NAILA AND THE UPRISING
2017, Just Vision Films, 76 min, USA/Palestine, Dir: Julia Bacha

When a nationwide uprising breaks out in the Occupied Palestinian Territories, a young woman in Gaza must make a choice between love, family and freedom. Undaunted, she embraces all three, joining a clandestine network of women in a movement that forces the world to recognize the Palestinian right to self-determination for the first time. NAILA AND THE UPRISING chronicles the remarkable journey of Naila Ayesh and a fierce community of women at the frontlines, whose stories weave through the most vibrant, nonviolent mobilization in Palestinian history: the First Intifada in the late 1980s. Using evocative animation, intimate interviews and exclusive archival footage, this empowering documentary spotlights the courageous women activists who have remained on the margins of history - until now.


IMAGINE
1972, Eagle Rock Entertainment, 68 min, USA, Dir: Steve Gebhardt, John Lennon, Yoko Ono

A window into the lives of two of the world’s most beloved artists, IMAGINE depicts John Lennon and Yoko Ono’s artistic processes as they compose the classic albums “Imagine” and “Fly” at their home in 1971. With a killer soundtrack and rare studio footage, this made-for-television gem is rarely screened in theaters, and its impressive surround sound offers a chance for Lennon and Ono fans to hear the music in a way that cannot be duplicated at home.
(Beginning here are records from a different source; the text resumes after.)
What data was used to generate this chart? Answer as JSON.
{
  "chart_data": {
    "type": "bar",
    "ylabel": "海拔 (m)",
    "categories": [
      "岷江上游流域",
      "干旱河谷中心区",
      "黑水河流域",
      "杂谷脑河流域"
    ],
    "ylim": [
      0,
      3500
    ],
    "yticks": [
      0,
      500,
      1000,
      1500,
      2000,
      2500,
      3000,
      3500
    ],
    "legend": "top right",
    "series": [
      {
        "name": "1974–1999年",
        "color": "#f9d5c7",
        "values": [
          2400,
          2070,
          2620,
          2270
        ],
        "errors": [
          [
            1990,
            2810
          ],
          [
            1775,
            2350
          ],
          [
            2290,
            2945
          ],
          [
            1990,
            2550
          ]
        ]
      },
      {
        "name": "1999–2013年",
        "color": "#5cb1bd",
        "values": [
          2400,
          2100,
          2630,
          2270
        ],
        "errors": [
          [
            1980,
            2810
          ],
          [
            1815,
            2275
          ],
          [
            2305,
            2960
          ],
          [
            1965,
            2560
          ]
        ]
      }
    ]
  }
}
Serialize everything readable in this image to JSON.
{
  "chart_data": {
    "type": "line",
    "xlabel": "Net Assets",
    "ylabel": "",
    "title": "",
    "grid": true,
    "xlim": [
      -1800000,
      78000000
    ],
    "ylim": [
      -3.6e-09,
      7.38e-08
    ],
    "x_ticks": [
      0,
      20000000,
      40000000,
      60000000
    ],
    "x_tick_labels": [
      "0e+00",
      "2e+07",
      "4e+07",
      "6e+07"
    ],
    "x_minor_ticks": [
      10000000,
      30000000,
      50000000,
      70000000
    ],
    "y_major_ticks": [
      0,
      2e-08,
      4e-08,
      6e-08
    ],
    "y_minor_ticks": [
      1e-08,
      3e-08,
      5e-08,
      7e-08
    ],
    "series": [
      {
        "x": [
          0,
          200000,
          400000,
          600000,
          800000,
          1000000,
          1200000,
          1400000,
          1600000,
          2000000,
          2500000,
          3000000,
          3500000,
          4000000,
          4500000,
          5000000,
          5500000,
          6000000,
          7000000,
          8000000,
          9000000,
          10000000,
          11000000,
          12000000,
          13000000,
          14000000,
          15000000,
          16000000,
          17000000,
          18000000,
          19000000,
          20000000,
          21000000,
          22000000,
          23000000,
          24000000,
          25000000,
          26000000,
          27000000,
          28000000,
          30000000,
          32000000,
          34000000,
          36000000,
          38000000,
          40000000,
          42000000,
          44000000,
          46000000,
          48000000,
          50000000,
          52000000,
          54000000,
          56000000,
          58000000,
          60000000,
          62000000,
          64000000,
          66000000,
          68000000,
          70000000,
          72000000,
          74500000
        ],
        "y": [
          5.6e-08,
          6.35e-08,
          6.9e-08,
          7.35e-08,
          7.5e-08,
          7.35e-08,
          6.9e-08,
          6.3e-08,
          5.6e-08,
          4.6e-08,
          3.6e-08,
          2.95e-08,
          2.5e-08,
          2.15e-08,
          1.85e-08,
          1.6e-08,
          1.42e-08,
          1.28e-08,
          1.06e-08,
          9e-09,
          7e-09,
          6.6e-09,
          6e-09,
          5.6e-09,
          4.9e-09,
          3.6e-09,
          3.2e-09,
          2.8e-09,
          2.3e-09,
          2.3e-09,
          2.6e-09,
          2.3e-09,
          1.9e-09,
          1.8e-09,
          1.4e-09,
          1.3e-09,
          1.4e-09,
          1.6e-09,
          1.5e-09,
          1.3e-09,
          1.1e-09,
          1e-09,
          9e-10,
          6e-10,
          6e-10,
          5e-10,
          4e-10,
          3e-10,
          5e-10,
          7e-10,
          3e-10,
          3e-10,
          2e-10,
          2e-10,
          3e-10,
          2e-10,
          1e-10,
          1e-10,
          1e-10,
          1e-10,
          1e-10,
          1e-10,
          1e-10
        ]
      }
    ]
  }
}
Don’t just imagine this unique celebration of love, dreams and music - see it on the big screen!


CHUNG KUO – CHINA
1972, Rai Teche, 215 min, Italy, Dir: Michelangelo Antonioni

Rarely screened in its complete form, CHUNG KUO – CHINA is a fascinating foray into the heart of Mao Zedong’s Cultural Revolution. Originally invited to make a piece of propaganda, Antonioni took advantage of his unprecedented access and shot nearly 100 hours of travel footage across three regions in China to create this grand-scale documentary. Although Antonioni’s subtle observational style was far too unfocused to earn the Communist government’s approval (leading to widespread efforts to halt the film’s distribution), his lively interest in his subjects can be felt in every frame. A collage of human faces and very little dialogue, the film is an immersive travelogue and perhaps the best of his documentaries.